June 09, 2010

Delegation of Bolivia: Climate Negotiations – Agriculture

On the issues that need to be resolved for COP 16, it is essential that the policy framework for agriculture be appropiate for the purpose of addressing the climate crisis and to meet the interests of local communities, indigenous people and protect the environment.
This would require a change in provisions of trade agreements, loan and aid conditionality's.
As well as stopping the unlawful practice of illegal subsidies and dumping, which distorts food prices affecting the food sovereignty and increasing the vulnerability of developing countries to climate change.

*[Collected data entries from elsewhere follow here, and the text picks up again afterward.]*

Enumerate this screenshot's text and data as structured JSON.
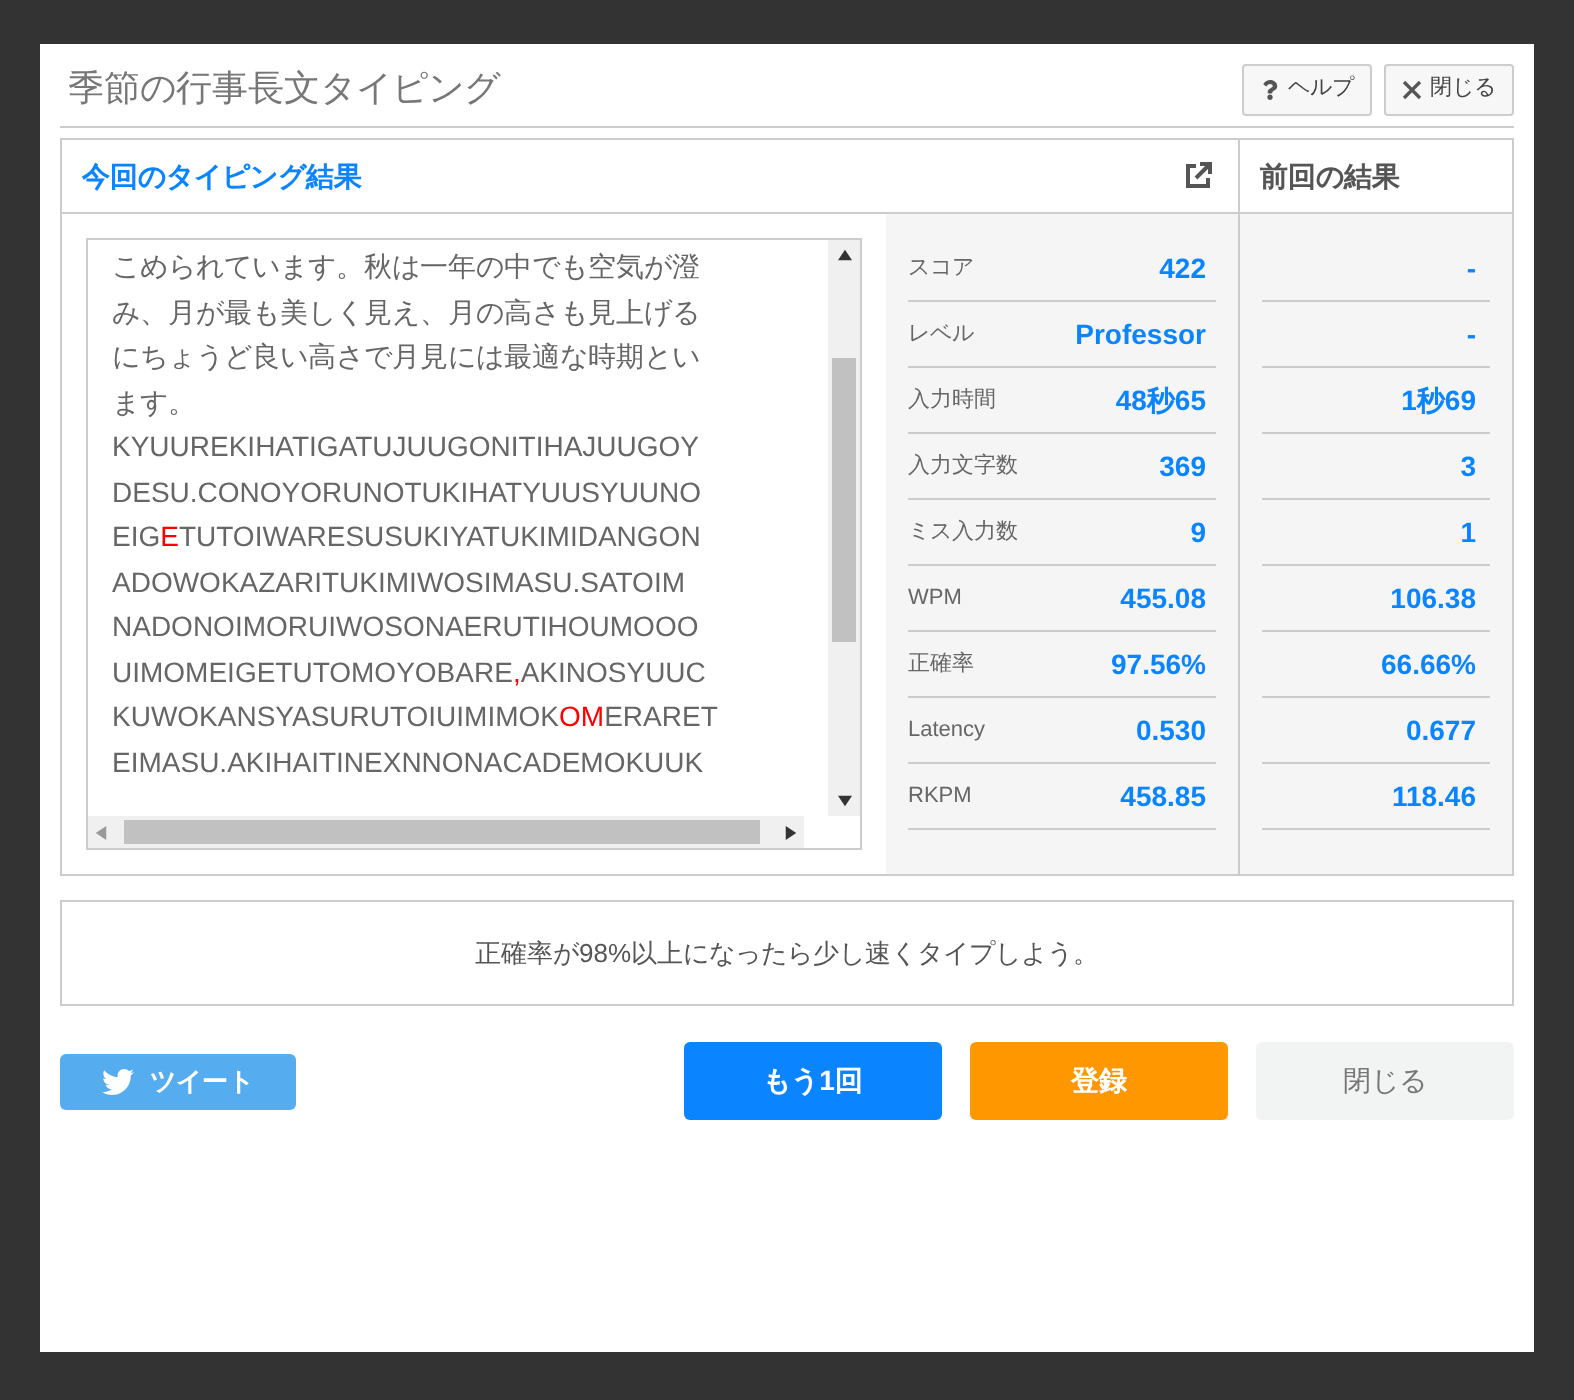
{
  "window": {
    "title": "季節の行事長文タイピング",
    "buttons": [
      {
        "kind": "help",
        "label": "ヘルプ"
      },
      {
        "kind": "close",
        "label": "閉じる"
      }
    ]
  },
  "current": {
    "title": "今回のタイピング結果",
    "text_lines": [
      [
        {
          "text": "こめられています。秋は一年の中でも空気が澄",
          "miss": false
        }
      ],
      [
        {
          "text": "み、月が最も美しく見え、月の高さも見上げる",
          "miss": false
        }
      ],
      [
        {
          "text": "にちょうど良い高さで月見には最適な時期とい",
          "miss": false
        }
      ],
      [
        {
          "text": "ます。",
          "miss": false
        }
      ],
      [
        {
          "text": "KYUUREKIHATIGATUJUUGONITIHAJUUGOY",
          "miss": false
        }
      ],
      [
        {
          "text": "DESU.CONOYORUNOTUKIHATYUUSYUUNO",
          "miss": false
        }
      ],
      [
        {
          "text": "EIG",
          "miss": false
        },
        {
          "text": "E",
          "miss": true
        },
        {
          "text": "TUTOIWARESUSUKIYATUKIMIDANGON",
          "miss": false
        }
      ],
      [
        {
          "text": "ADOWOKAZARITUKIMIWOSIMASU.SATOIM",
          "miss": false
        }
      ],
      [
        {
          "text": "NADONOIMORUIWOSONAERUTIHOUMOOO",
          "miss": false
        }
      ],
      [
        {
          "text": "UIMOMEIGETUTOMOYOBARE",
          "miss": false
        },
        {
          "text": ",",
          "miss": true
        },
        {
          "text": "AKINOSYUUC",
          "miss": false
        }
      ],
      [
        {
          "text": "KUWOKANSYASURUTOIUIMIMOK",
          "miss": false
        },
        {
          "text": "OM",
          "miss": true
        },
        {
          "text": "ERARET",
          "miss": false
        }
      ],
      [
        {
          "text": "EIMASU.AKIHAITINEXNNONACADEMOKUUK",
          "miss": false
        }
      ]
    ],
    "stats": [
      {
        "label": "スコア",
        "value": "422"
      },
      {
        "label": "レベル",
        "value": "Professor"
      },
      {
        "label": "入力時間",
        "value": "48秒65"
      },
      {
        "label": "入力文字数",
        "value": "369"
      },
      {
        "label": "ミス入力数",
        "value": "9"
      },
      {
        "label": "WPM",
        "value": "455.08"
      },
      {
        "label": "正確率",
        "value": "97.56%"
      },
      {
        "label": "Latency",
        "value": "0.530"
      },
      {
        "label": "RKPM",
        "value": "458.85"
      }
    ]
  },
  "previous": {
    "title": "前回の結果",
    "values": [
      "-",
      "-",
      "1秒69",
      "3",
      "1",
      "106.38",
      "66.66%",
      "0.677",
      "118.46"
    ]
  },
  "advice": "正確率が98%以上になったら少し速くタイプしよう。",
  "actions": [
    {
      "kind": "tweet",
      "label": "ツイート"
    },
    {
      "kind": "retry",
      "label": "もう1回"
    },
    {
      "kind": "register",
      "label": "登録"
    },
    {
      "kind": "close",
      "label": "閉じる"
    }
  ]
}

A work programme on agriculture must be founded on the recognition and promotion of food sovereignty as a vital part for agricultural transformation required to address the climate crisis. The concept of food soveriegnty is to be understood as the right of people to control their own seeds, land, water and food production.
Finance on agriculture should not be directed to promote forms of agriculture that are harmful to nature or that only are linked with mitigation actions in certain type of regions in the world.
Technology: G77 and China
Technology Transfer is part of the climate debt of developed countries.

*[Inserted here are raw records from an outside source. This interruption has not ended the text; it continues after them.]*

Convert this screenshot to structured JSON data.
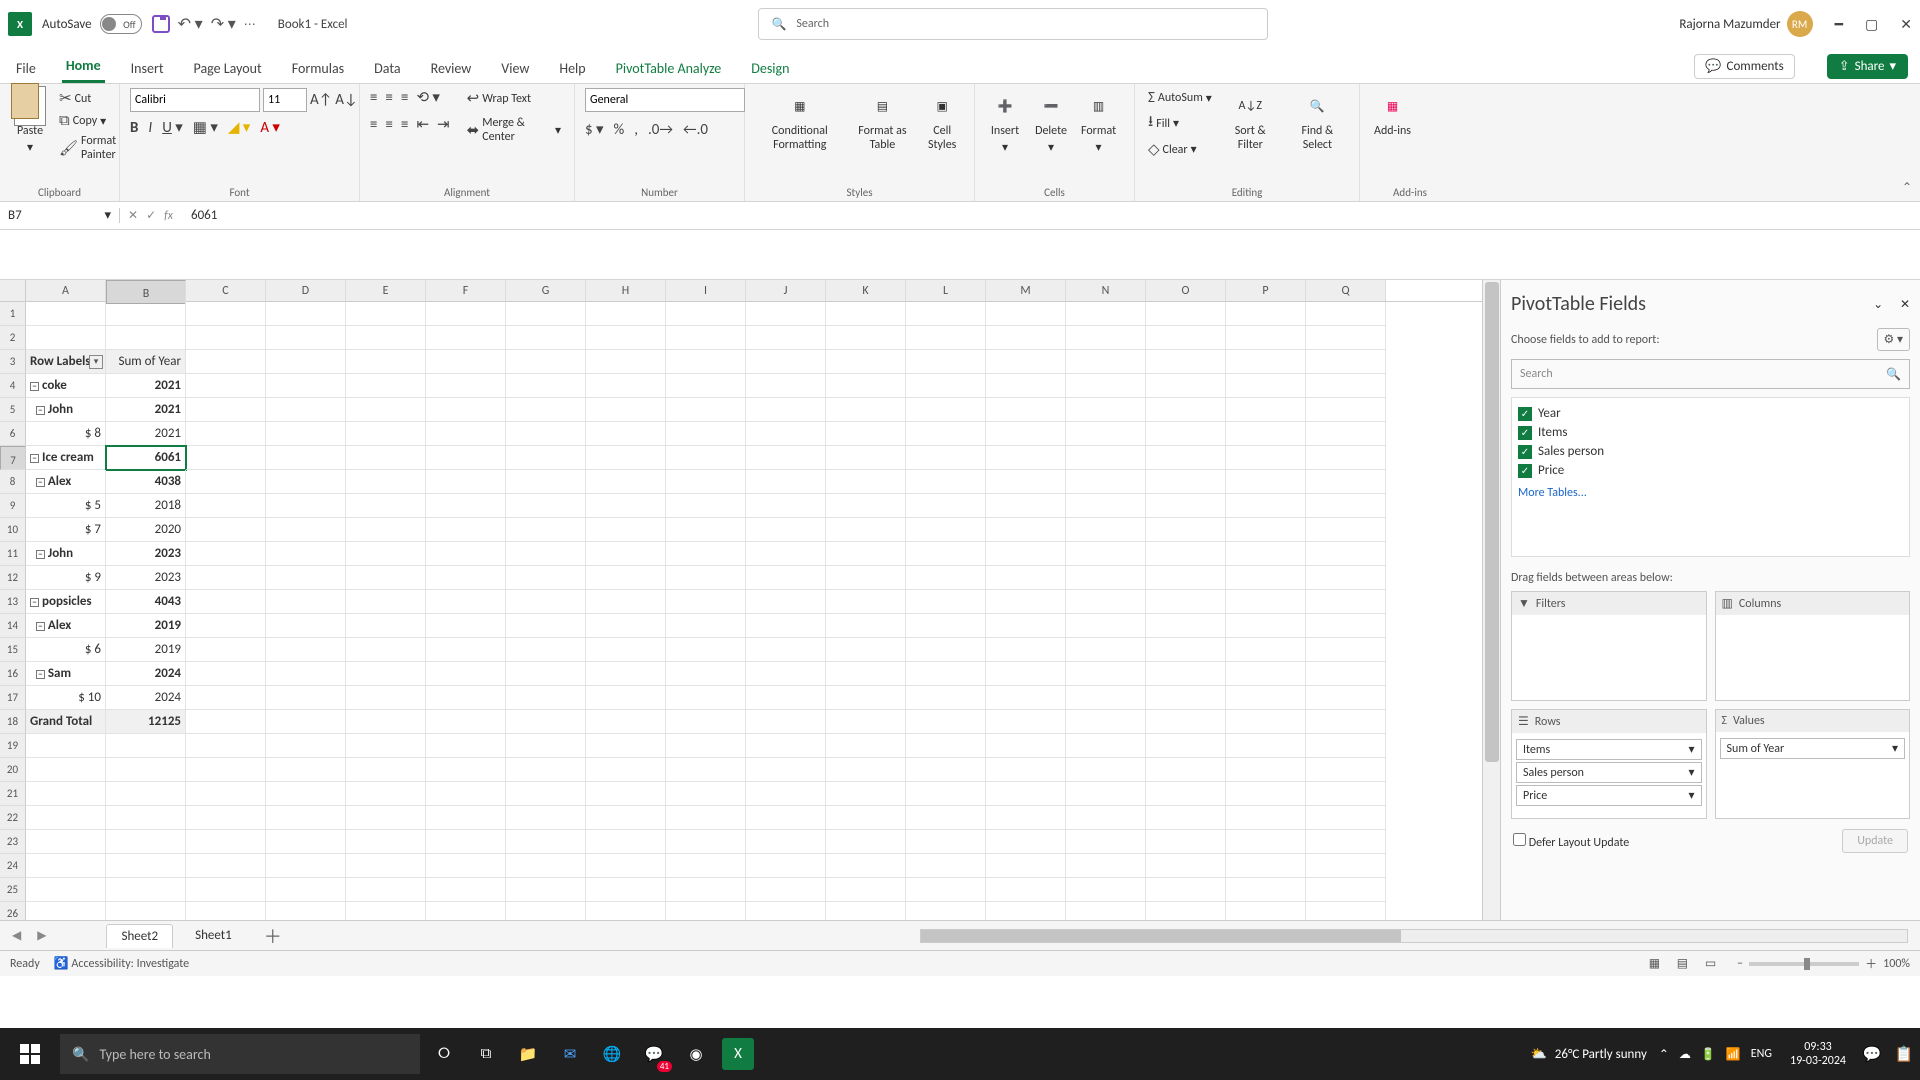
{
  "title": {
    "autosave": "AutoSave",
    "autosave_state": "Off",
    "book": "Book1  -  Excel",
    "search_ph": "Search",
    "user": "Rajorna Mazumder",
    "initials": "RM"
  },
  "tabs": {
    "items": [
      "File",
      "Home",
      "Insert",
      "Page Layout",
      "Formulas",
      "Data",
      "Review",
      "View",
      "Help",
      "PivotTable Analyze",
      "Design"
    ],
    "active": "Home",
    "comments": "Comments",
    "share": "Share"
  },
  "ribbon": {
    "clipboard": {
      "paste": "Paste",
      "cut": "Cut",
      "copy": "Copy",
      "painter": "Format Painter",
      "label": "Clipboard"
    },
    "font": {
      "name": "Calibri",
      "size": "11",
      "label": "Font"
    },
    "align": {
      "wrap": "Wrap Text",
      "merge": "Merge & Center",
      "label": "Alignment"
    },
    "number": {
      "format": "General",
      "label": "Number"
    },
    "styles": {
      "cond": "Conditional Formatting",
      "table": "Format as Table",
      "cell": "Cell Styles",
      "label": "Styles"
    },
    "cells": {
      "insert": "Insert",
      "delete": "Delete",
      "format": "Format",
      "label": "Cells"
    },
    "editing": {
      "autosum": "AutoSum",
      "fill": "Fill",
      "clear": "Clear",
      "sort": "Sort & Filter",
      "find": "Find & Select",
      "label": "Editing"
    },
    "addins": {
      "addins": "Add-ins",
      "label": "Add-ins"
    }
  },
  "formula": {
    "ref": "B7",
    "fx": "fx",
    "value": "6061"
  },
  "columns": [
    "A",
    "B",
    "C",
    "D",
    "E",
    "F",
    "G",
    "H",
    "I",
    "J",
    "K",
    "L",
    "M",
    "N",
    "O",
    "P",
    "Q"
  ],
  "grid": {
    "header_a": "Row Labels",
    "header_b": "Sum of Year",
    "rows": [
      {
        "n": 1,
        "a": "",
        "b": ""
      },
      {
        "n": 2,
        "a": "",
        "b": ""
      },
      {
        "n": 3,
        "a": "Row Labels",
        "b": "Sum of Year",
        "hdr": true,
        "dd": true
      },
      {
        "n": 4,
        "a": "coke",
        "b": "2021",
        "lvl": 0,
        "bold": true
      },
      {
        "n": 5,
        "a": "John",
        "b": "2021",
        "lvl": 1,
        "bold": true
      },
      {
        "n": 6,
        "a": "$ 8",
        "b": "2021",
        "lvl": 2
      },
      {
        "n": 7,
        "a": "Ice cream",
        "b": "6061",
        "lvl": 0,
        "bold": true,
        "active": true
      },
      {
        "n": 8,
        "a": "Alex",
        "b": "4038",
        "lvl": 1,
        "bold": true
      },
      {
        "n": 9,
        "a": "$ 5",
        "b": "2018",
        "lvl": 2
      },
      {
        "n": 10,
        "a": "$ 7",
        "b": "2020",
        "lvl": 2
      },
      {
        "n": 11,
        "a": "John",
        "b": "2023",
        "lvl": 1,
        "bold": true
      },
      {
        "n": 12,
        "a": "$ 9",
        "b": "2023",
        "lvl": 2
      },
      {
        "n": 13,
        "a": "popsicles",
        "b": "4043",
        "lvl": 0,
        "bold": true
      },
      {
        "n": 14,
        "a": "Alex",
        "b": "2019",
        "lvl": 1,
        "bold": true
      },
      {
        "n": 15,
        "a": "$ 6",
        "b": "2019",
        "lvl": 2
      },
      {
        "n": 16,
        "a": "Sam",
        "b": "2024",
        "lvl": 1,
        "bold": true
      },
      {
        "n": 17,
        "a": "$ 10",
        "b": "2024",
        "lvl": 2
      },
      {
        "n": 18,
        "a": "Grand Total",
        "b": "12125",
        "bold": true,
        "gt": true
      },
      {
        "n": 19,
        "a": "",
        "b": ""
      },
      {
        "n": 20,
        "a": "",
        "b": ""
      },
      {
        "n": 21,
        "a": "",
        "b": ""
      },
      {
        "n": 22,
        "a": "",
        "b": ""
      },
      {
        "n": 23,
        "a": "",
        "b": ""
      },
      {
        "n": 24,
        "a": "",
        "b": ""
      },
      {
        "n": 25,
        "a": "",
        "b": ""
      },
      {
        "n": 26,
        "a": "",
        "b": ""
      }
    ]
  },
  "pivot": {
    "title": "PivotTable Fields",
    "choose": "Choose fields to add to report:",
    "search_ph": "Search",
    "fields": [
      "Year",
      "Items",
      "Sales person",
      "Price"
    ],
    "more": "More Tables...",
    "drag": "Drag fields between areas below:",
    "areas": {
      "filters": "Filters",
      "columns": "Columns",
      "rows": "Rows",
      "values": "Values"
    },
    "row_items": [
      "Items",
      "Sales person",
      "Price"
    ],
    "value_items": [
      "Sum of Year"
    ],
    "defer": "Defer Layout Update",
    "update": "Update"
  },
  "sheets": {
    "active": "Sheet2",
    "other": "Sheet1"
  },
  "status": {
    "ready": "Ready",
    "acc": "Accessibility: Investigate",
    "zoom": "100%"
  },
  "taskbar": {
    "search": "Type here to search",
    "weather": "26°C  Partly sunny",
    "lang": "ENG",
    "time": "09:33",
    "date": "19-03-2024",
    "wa_badge": "41"
  }
}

Technology transfer from developed to developing countries should be free from conditions or impositions. Instead, there must be a free exchange of information, knowledge and technologies, under the principles of solidarity, reciprocity, transparency and equity permitting an inter-scientific dialogue of knowledge and skills.
Developed countries should commit to share the complete technological cycle, namely enhancement, development, demonstration, deployment, diffusion and transfer of new and existing innovative technologies in favour of developing country Parties capacities in particular those listed in Art. 4.8 of the Convention.
The Technology Executive Committee should be the main entity under the COP for Transfer of Technology. One of its functions should be the development of a Technology Action Plan to support concrete programs and actions with short, medium and long terms actions and programs that covers all sectors.
A Multilateral Climate Technology window in the Finance fund that is going to be created should be established to meet the full and the full incremental costs of technology transfer in accordance with Article 4.3.
A compliance mechanism for measuring and verifying commitments of developed country Parties for technology transfer should be established.
Indigenous and traditional knowledge and technologies should be recognized as a form that contributes to address climate change issues.
Steps shall be taken to expand technologies in the public domain. Technologies and innovations that come from public financing should be located in public domain and not under a private patent regime, in such a way that they are of free access for developing countries.
Nothing in international intellectual property agreements shall be interpreted or implemented in a manner that limits or prevents developing countries from taking measures to address climate change issues.
Developing countries have the right to make use of the full flexibilities contained int the Trade Related Aspects of Intellectual Property Rights (TRIPS) agreement, including compulsory licensing.
Patents on climate-related technologies should be excluded in favour of developing countries.
At last, Bolivia rejects the practices and technologies harmful to humankind and the environment, including agrochemicals, corporate-controlled seeds and intensive water use, genetic engineering, particularly genetic use restriction technology, biofuels, nanotechnology, and gio-engineering.